What does all of this have to do with self-compassion? SO GLAD YOU ASKED.
Let’s say the lower brain scans your world and comes back with an “unsafe” reading because the coworker you’re meeting with today is sometimes cruel or unreliable. You may, as you approach your meeting, find your pulse racing, your brain foggy, and your speech inarticulate. Your normal coherence and relational intelligence may feel out of reach.
Which, ironically, makes that meeting MORE unsafe for you.
When your lower brain is scanning the environment, it isn’t just scanning the external world. It’s also taking an internal temperature check. If my thoughts are racing and I am telling myself “That person hates me”, it adds to the danger tally. Equally, if I am breathing deeply and telling myself “you’ve got this”, it will move the needle toward safety.

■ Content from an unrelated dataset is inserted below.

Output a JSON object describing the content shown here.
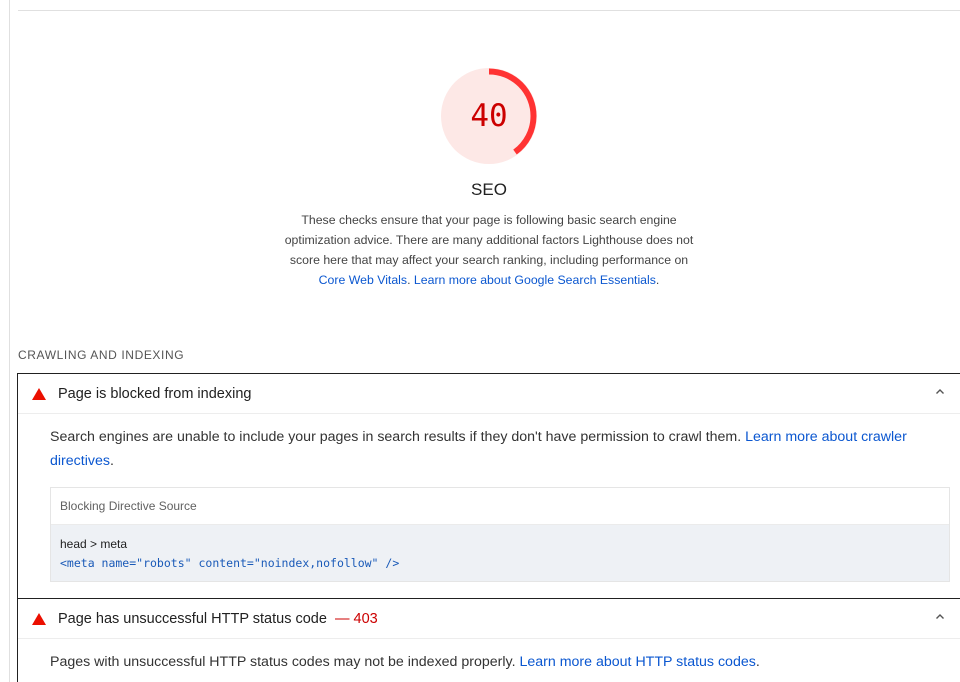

Which brings us back to self compassion. As Terry Real likes to say “there is nothing harshness can do that loving firmness can’t do better”. If my inner voice is one of warmth and care (“get in there, yes it’s scary but you can do this,”) versus one of self-management (“don’t screw this up, you can’t handle another loss”), that may just tip the balance on my safety assessment. Meaning that if my internal voice is one that adds to my safety, I may have greater access to my intelligence, my social skills, and my values when I need them most.